Sekitar dua minggu yang lalu saya ke daerah Cikini untuk mengikuti sebuah pelatihan di sebuah co-working space. Karena baru pertama kalinya ke Cikini setelah beberapa puluh tahun yang lalu, saya pun memarkirkan kendaraan roda dua di tempat yang sudah ditentukan.
Belum selesai merapikan helm dan jaket ke dalam bagasi motor, sekonyong-konyong datang seorang pemuda dengan perawakan tinggi besar tapi menyambut dengan ramah. Mirip-miriplah sama Kevin Alegion kalau ada maunya.
Tanpa babibu saya langsung diminta ceban (Rp 10 ribu) untuk sekali parkir.
"Bah! kok mahal banget sih bang?"
"Abang parkir sampai jam berapa? Kalau sampai sore ceban udah murah banget bang!" timpalnya.
Jujur saya baru kali itu saya parkir di tempat yang disediakan mesin berbayar. Setelah berpikir cukup lama, akhirnya saya iyakan sajalah. Saat itu saya datang pukul 10 pagi dan rencananya pelatihan akan berakhir pukul 17.00. Artinya saya harus parkir kendaraan saya selama tujuh jam. Sedangkan tarif parkir motor adalah Rp 2000/jam.
Pria dengan baju parkir resmi berwarna biru muda pun memberikan jaminan.
"Udah, Bang, nanti sore jam empat abang ketemu saya lagi deh. Nanti abang pasti dapet resinya kok! Ini saya resmi pakai pakaian Dishub."
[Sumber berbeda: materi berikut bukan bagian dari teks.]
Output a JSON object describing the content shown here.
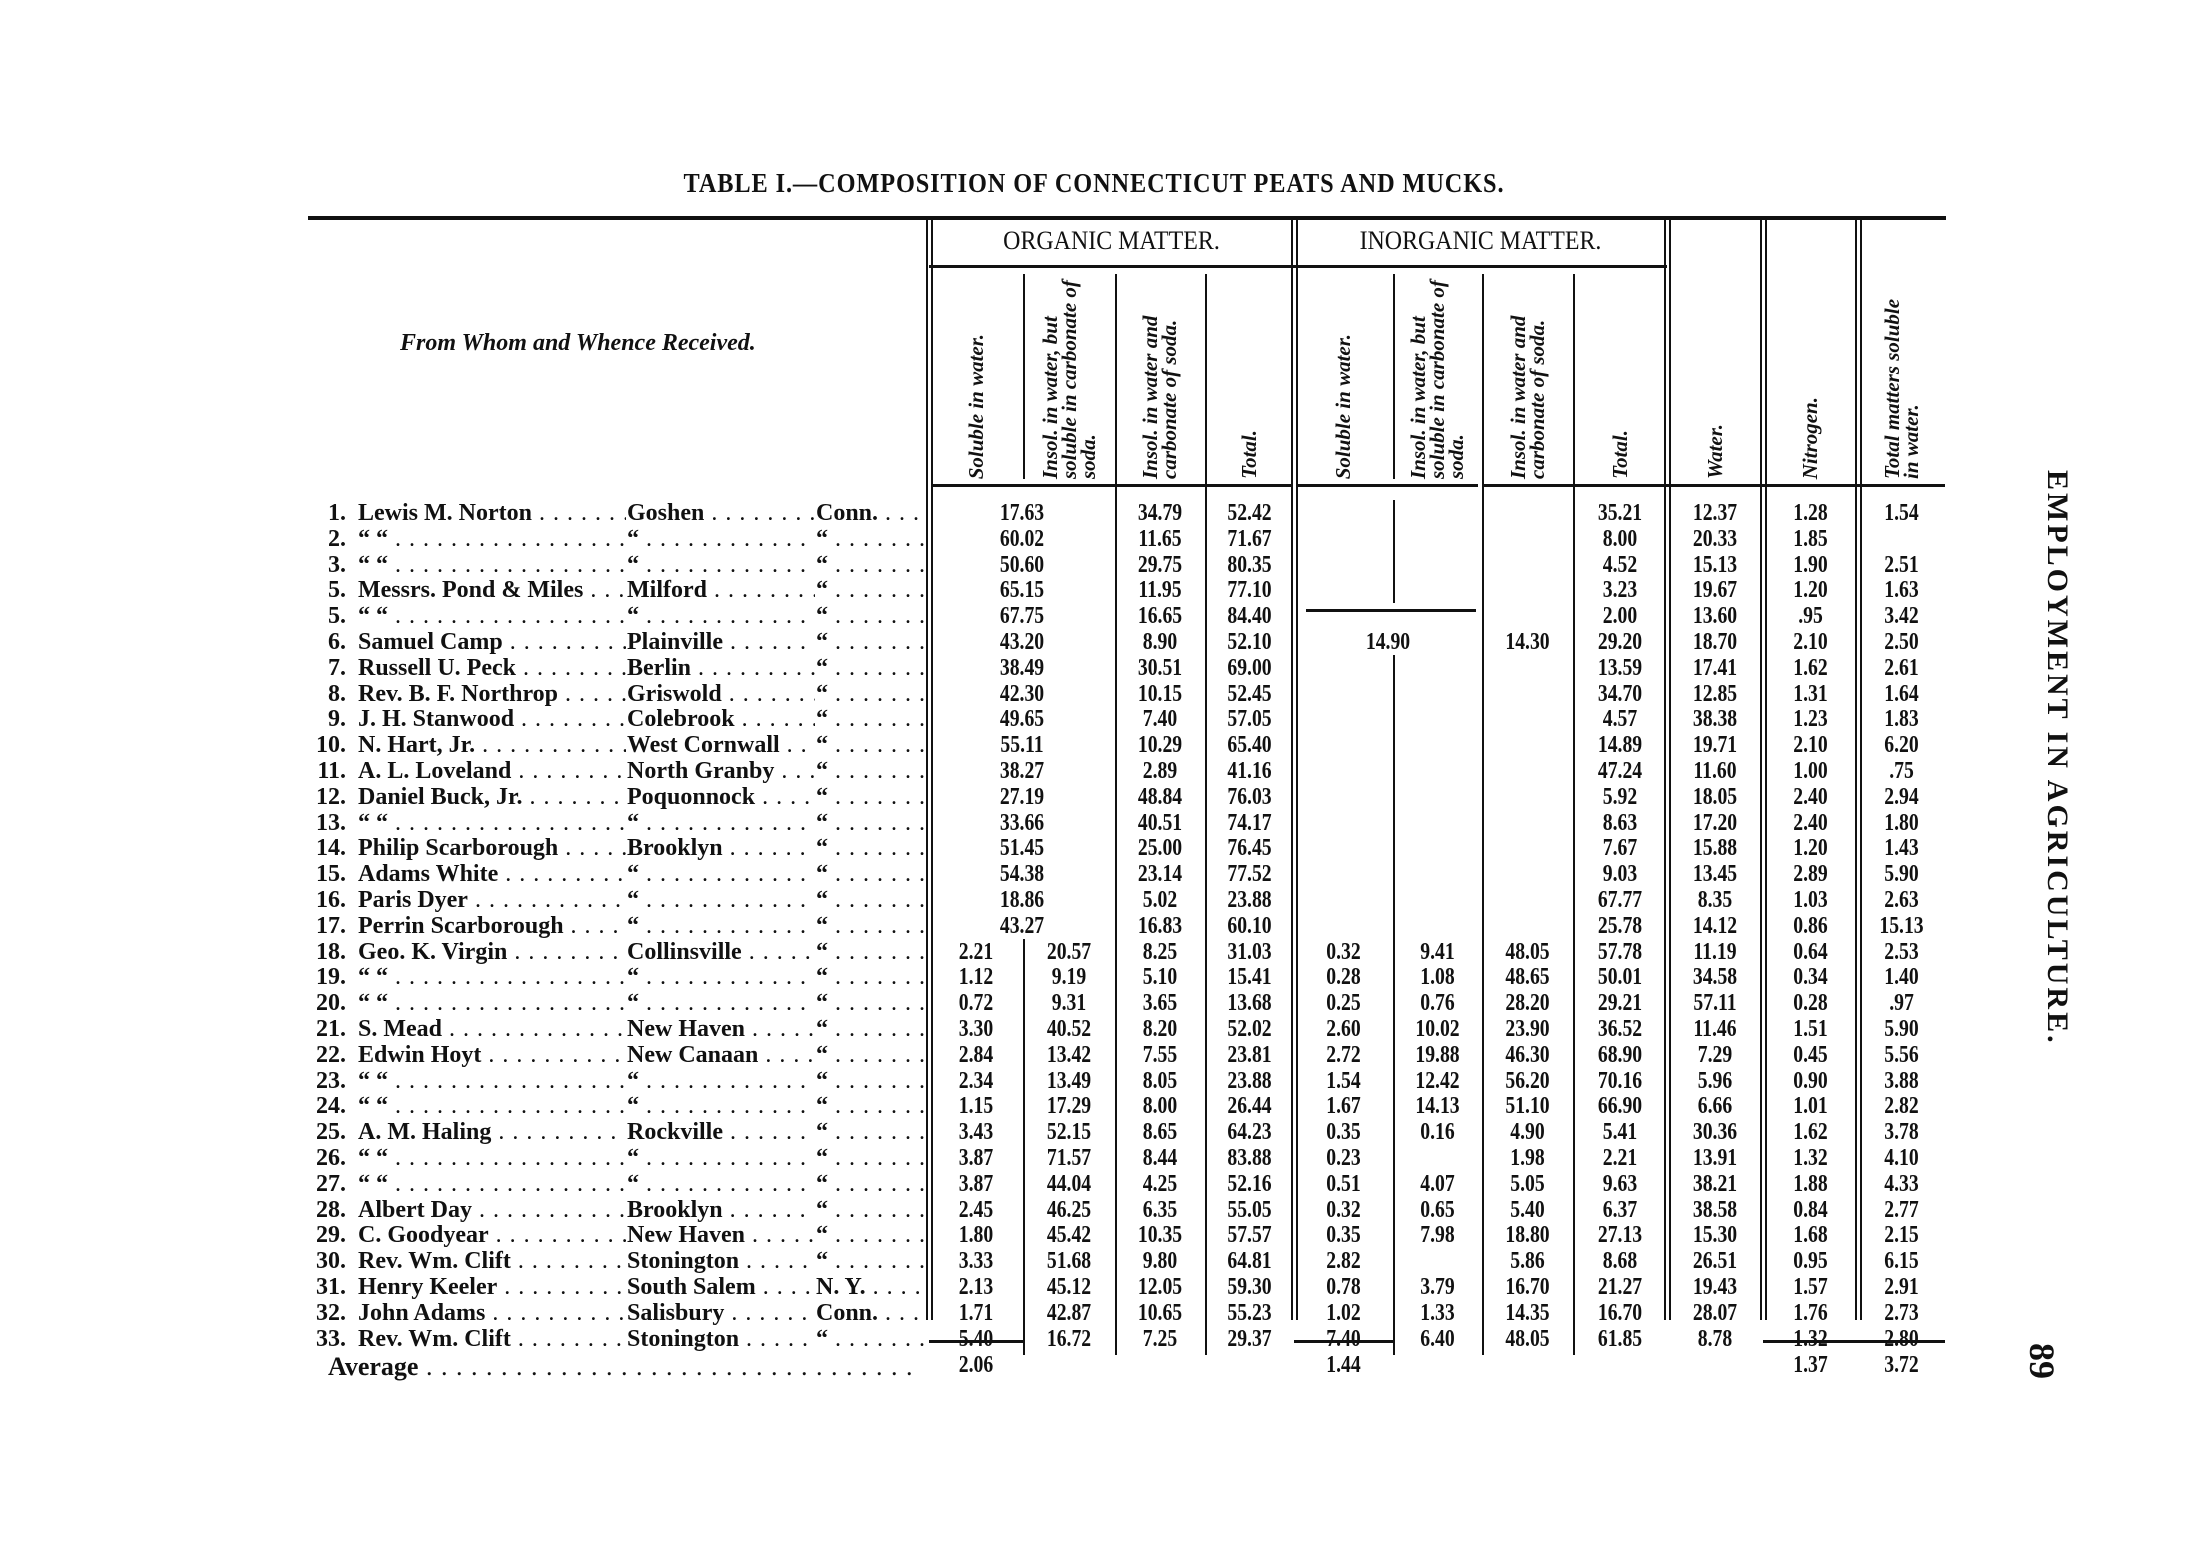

Ah, karena dapat jaminan seperti itu akhirnya saya menyerahkan lembaran sepuluh ribu. Ternyata bukan hanya saya saja, beberapa pengguna roda dua yang parkir di tempat yang sama pun diminta tarif yang sama.
Sore pun akhirnya tiba...
Abang yang tinggi besar dan berkulit gelap itu menahan saya ketika saya akan masuk ke ruangan. Ternyata dia ingin memberikan resi yang dijanjikannya. Namun, ternyata resi yang diberikan berbeda dengan plat nomor motor saya. Sontak saya protes.